Fri, Feb 10 2012

THE DIARY

Mon, Sep 25 2006 09:00 CET 451 Views
THE DIARY

Monday, 11am. The Features Editor comes knocking at my door. "Hi, I know I owe you a diary," I say even before she has opened her mouth. I promise her to write it in the evening and deliver it the next day. I am quite convinced that I will produce a masterpiece to follow up "the diary of the future". Yet this time my mind is buzzing with thoughts to such an extent that I am helpless and overwhelmed by them and I can't decide what I want to say. "The mind is like a drunken monkey," Swami Niranjanananda had said, "it constantly jumps here and there". This was the beginning of a story I wrote for the Echo almost two years ago. It was about yoga.

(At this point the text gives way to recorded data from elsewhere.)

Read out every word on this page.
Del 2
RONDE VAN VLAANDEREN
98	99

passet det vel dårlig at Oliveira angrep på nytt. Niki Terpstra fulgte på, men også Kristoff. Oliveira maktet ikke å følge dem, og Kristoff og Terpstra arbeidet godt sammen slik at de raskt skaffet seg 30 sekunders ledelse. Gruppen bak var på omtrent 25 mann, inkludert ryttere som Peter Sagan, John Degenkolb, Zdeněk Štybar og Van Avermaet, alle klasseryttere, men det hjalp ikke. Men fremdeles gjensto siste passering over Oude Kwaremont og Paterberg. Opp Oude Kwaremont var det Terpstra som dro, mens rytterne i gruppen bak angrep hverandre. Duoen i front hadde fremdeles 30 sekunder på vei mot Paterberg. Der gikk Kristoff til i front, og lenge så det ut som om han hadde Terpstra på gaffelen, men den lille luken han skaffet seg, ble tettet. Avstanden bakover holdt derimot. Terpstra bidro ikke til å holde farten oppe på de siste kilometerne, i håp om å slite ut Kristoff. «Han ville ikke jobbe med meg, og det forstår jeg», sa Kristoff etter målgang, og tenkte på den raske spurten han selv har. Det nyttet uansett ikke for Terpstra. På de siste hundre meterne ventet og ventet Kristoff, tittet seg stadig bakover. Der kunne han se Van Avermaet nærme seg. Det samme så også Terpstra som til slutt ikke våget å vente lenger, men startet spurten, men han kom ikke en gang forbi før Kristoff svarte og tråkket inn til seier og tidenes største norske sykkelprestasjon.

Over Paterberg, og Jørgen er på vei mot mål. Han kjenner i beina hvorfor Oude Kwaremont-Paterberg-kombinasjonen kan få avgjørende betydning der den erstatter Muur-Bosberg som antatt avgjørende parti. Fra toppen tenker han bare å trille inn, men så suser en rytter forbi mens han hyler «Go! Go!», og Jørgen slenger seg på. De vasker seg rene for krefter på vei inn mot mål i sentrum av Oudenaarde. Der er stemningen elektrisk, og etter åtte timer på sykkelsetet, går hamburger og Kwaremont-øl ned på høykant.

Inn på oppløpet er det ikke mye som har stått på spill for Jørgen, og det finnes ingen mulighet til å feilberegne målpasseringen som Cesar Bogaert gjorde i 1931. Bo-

Monday 7pm. I am back home, work is left behind and I can finally think about the diary. Yeah, right. The other tsunami of work comes crashing - the Plovdiv International Fair is approaching and my parents' company is in need of my assistance - and I won't go into more detail because I will flip out again. So here I am, sitting at the computer, laying out a technical manual that had to be finished by now but I am still at chapter 2 out of eight. I keep a glass of Bailey's close at hand. That's what I happen to have in the bar cabinet - I'm not a huge fan of alcohol in general. And the glass is certainly not there to boost my creativity and inspiration. It's yet another attempt to embalm my cracked nerves.

Monday, 11:30pm. Going to bed is a solace long awaited. Before going to sleep I discuss my unborn diary with my boyfriend. "What's the purpose of a diary," he asks. I start explaining that a diary nowadays is usually a therapeutic tool that's designed to help stressed or confused individuals in the pursuit of balance and harmony. After all, once you have your thoughts laid out, you identify yourself much less with them. You are not your thoughts. That's what my yoga teacher says, and that's what I recently read in quite a fascinating book on holistic medicine, Reflections of the Moon on Water by Xiaolan Zhao. "No, I mean, what's the purpose of that particular diary in your newspaper," he insists. I shrug. Maybe it's designed to entertain readers with random people's misfortunes or successes, an evil voice inside me whispers. A newspaper version of Big Brother, so to speak.

Monday-Tuesday, in the realms of Morpheus. I dreamt that I have gone on a trip to Prague. My boyfriend has left the hostel before me and has promised to wait for me. The problem is, I don't know where exactly I'm supposed to meet him. After wandering around the building for some time I remember with horror that I have left some of my tubes and jars of cosmetics in the room and I go back looking for them, stumbling on my way upon quite a good looking male individual who is also quite asleep and snoring. Now analyse that. I don't think the content of my dream contributes to the creation process of my diary.

Monday, 9am. I awake with a jolt. And remember with sadness the time just a month ago when I woke up at 7:30am each morning, full of energy. That miracle happened after I had witnessed a sunrise over Velingrad during a yoga retreat. It is a bit hard to witness a sunrise in the concrete jungle of Sofia.

Tuesday, 9:30am. On the way to work, my brain works frantically on possibilities for a diary theme. I ironically and fondly call it The Diary of a Madwoman. I intend to trace my physical and psychological condition across three months and point out the devastating effects of stress on health. I intend to measure my days in time I've devoted to yoga (zero, as of late) and health food units I've consumed (also nearing zero). Undoubtedly you see the parallel with an undying classic of the diary genre, Bridget Jones's Diary. But hers is a different battle.

Tuesday, 11am. The 24-hour struggle to come up with a brilliant diary is at its end. The result is a pathetic quasi-stream-of-consciousness jumble. Well, at least it's over, as everything else will be. Actually, I haven't read Joyce and I don't know what stream of consciousness is (what a shame!).